As should be apparent from the above discussion, the constitutional protection accorded newsgathering, if any, is far narrower than the protection surrounding the publication of truthful material; consequently, the fact that a reporter may be seeking "newsworthy" material does not in itself privilege the investigatory activity. The reason for the difference is simple: the intrusion tort, unlike that for publication of private facts, does not subject the press to liability for the contents of its publications. Newsworthiness, as we stated earlier, is a complete bar to liability for publication of private facts and is evaluated with a high degree of deference to editorial judgment. The same deference is not due, however, when the issue is not the media's right to publish or broadcast what they choose, but their right to intrude into secluded areas or conversations in pursuit of publishable material. At most, the Constitution may preclude tort liability that would "place an impermissible burden on newsgatherers" (Miller, supra, 187 Cal.App.3d at p. 1493) by depriving them of their "'indispensable tools'" (Dietemann, supra, 449 F.2d at p. 249).

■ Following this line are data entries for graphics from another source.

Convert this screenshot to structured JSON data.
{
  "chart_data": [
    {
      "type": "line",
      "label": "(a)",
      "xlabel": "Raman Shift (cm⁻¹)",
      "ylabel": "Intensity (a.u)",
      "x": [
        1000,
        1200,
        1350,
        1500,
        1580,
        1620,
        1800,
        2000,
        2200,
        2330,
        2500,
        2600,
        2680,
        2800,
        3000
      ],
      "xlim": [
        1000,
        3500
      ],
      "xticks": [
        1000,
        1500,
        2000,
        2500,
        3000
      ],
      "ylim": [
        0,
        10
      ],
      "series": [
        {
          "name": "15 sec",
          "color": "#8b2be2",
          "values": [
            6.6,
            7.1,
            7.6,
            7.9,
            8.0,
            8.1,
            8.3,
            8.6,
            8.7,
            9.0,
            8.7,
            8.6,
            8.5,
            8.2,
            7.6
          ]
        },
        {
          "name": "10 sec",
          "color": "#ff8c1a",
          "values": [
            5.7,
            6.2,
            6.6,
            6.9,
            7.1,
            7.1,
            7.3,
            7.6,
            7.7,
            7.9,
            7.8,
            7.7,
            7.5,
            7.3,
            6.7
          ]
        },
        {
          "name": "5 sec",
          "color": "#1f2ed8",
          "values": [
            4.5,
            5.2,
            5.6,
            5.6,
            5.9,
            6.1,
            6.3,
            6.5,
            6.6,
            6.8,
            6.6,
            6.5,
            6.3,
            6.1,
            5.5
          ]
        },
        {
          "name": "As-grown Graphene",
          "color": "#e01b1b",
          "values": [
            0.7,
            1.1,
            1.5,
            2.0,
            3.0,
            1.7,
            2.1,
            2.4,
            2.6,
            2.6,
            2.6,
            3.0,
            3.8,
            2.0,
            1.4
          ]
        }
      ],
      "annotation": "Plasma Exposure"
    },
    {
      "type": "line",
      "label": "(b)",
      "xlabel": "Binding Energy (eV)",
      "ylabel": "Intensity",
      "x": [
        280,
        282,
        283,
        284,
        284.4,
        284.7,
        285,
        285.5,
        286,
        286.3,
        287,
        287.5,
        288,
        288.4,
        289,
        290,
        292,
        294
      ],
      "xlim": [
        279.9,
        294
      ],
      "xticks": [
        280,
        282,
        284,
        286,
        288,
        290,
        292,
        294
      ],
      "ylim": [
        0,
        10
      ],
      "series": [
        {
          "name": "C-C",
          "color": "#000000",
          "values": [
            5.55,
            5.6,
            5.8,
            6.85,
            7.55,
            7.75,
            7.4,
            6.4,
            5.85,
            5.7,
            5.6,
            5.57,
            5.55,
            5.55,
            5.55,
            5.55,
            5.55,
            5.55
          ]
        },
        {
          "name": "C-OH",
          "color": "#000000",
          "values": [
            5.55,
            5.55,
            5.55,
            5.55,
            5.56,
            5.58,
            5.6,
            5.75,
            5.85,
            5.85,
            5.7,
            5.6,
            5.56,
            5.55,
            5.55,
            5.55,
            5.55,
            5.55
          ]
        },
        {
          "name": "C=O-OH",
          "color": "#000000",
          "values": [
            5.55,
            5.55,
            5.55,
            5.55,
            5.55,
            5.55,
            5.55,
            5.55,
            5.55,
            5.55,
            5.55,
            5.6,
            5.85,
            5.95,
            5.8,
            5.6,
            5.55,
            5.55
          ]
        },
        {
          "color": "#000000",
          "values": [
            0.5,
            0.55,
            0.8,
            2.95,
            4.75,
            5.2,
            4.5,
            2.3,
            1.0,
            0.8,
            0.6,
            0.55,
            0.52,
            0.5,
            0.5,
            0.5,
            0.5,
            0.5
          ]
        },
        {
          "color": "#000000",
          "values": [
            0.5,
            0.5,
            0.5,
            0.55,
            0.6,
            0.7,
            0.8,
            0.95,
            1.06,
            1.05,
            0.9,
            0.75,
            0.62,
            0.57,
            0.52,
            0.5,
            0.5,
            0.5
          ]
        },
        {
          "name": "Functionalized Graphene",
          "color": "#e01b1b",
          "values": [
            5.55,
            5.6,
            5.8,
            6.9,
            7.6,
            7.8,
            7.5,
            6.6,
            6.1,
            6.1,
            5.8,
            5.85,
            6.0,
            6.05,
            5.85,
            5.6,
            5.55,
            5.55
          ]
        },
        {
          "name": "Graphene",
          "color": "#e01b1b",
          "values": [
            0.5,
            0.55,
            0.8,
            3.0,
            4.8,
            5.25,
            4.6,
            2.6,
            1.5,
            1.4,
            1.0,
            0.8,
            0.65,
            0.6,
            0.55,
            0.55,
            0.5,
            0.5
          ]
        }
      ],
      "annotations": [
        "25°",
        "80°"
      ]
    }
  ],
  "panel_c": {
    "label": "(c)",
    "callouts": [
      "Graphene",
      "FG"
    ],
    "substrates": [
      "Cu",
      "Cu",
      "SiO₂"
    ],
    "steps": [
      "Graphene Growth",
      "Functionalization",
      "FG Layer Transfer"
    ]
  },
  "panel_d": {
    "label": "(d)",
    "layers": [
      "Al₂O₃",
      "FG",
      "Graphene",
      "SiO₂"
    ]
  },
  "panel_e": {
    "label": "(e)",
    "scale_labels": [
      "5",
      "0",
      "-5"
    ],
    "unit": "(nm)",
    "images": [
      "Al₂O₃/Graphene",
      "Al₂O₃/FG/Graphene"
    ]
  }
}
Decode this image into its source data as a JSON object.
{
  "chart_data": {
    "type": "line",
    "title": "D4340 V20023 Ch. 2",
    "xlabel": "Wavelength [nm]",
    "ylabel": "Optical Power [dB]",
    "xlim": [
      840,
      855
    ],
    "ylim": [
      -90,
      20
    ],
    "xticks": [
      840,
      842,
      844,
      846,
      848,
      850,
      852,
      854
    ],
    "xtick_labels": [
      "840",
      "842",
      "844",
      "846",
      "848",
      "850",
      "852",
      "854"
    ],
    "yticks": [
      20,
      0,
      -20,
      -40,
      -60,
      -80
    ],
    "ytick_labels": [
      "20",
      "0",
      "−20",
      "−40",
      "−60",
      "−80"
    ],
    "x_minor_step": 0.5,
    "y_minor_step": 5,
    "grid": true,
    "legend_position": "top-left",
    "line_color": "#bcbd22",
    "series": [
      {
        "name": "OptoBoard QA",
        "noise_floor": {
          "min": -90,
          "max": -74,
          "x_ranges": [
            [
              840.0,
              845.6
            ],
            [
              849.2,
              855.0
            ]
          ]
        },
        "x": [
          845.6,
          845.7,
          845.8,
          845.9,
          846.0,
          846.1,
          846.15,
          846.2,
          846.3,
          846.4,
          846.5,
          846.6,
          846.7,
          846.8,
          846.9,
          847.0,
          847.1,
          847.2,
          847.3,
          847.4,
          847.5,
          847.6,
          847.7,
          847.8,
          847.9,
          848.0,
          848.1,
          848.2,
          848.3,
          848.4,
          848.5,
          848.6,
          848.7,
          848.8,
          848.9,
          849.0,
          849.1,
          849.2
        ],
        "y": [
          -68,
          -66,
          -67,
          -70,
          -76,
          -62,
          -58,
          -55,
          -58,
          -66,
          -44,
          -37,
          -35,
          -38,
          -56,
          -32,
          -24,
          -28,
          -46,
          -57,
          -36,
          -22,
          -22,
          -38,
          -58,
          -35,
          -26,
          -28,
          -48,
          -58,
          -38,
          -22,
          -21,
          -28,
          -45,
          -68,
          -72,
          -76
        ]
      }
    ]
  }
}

Defendants urge a rule more protective of press investigative activity. Specifically, they seek a holding that "when intrusion claims are brought in the context of newsgathering conduct, that conduct be deemed protected so long as (1) the information being gathered is about a matter of legitimate concern to the public and (2) the underlying conduct is lawful (i.e., was undertaken without fraud, trespass, etc.)." Neither tort law nor constitutional precedent and policy supports such a broad privilege. Miller, Dietemann, and Wolfson v. Lewis, supra, 924 F.Supp. 1413, were all cases in which the reporters and photographers were acting in pursuit of newsworthy material, but were held to have tortiously intruded on the plaintiffs' privacy because their conduct was highly offensive to a reasonable person, not because they had committed any independent crime or tort. [FN 19] (See also Baugh v. CBS, Inc. (1993) 828 F.Supp. 745, 757 [intrusion tort does not require existence of technical trespass]; KOVR-TV, Inc. v. Superior Court (1995) 31 Cal.App.4th 1023, 1030-1032 [no newsgathering defense to claim of intentional infliction of emotional harm for television reporter's telling small children their neighbors had been killed while filming their shocked reaction, even if reporter hoped the children's reaction would be "'newsworthy,' e.g., suitable to redeem a promise of 'film at eleven'"]; Rest.2d Torts, § 652B, illus. 1, p. 379 ["A, a woman, is sick in a hospital room with a rare disease that arouses public curiosity. B, a newspaper reporter, calls her on the telephone and asks for an interview, but she refuses to see him. B then goes to the hospital, enters A's room and over her objection takes her photograph. B has invaded A's privacy."].)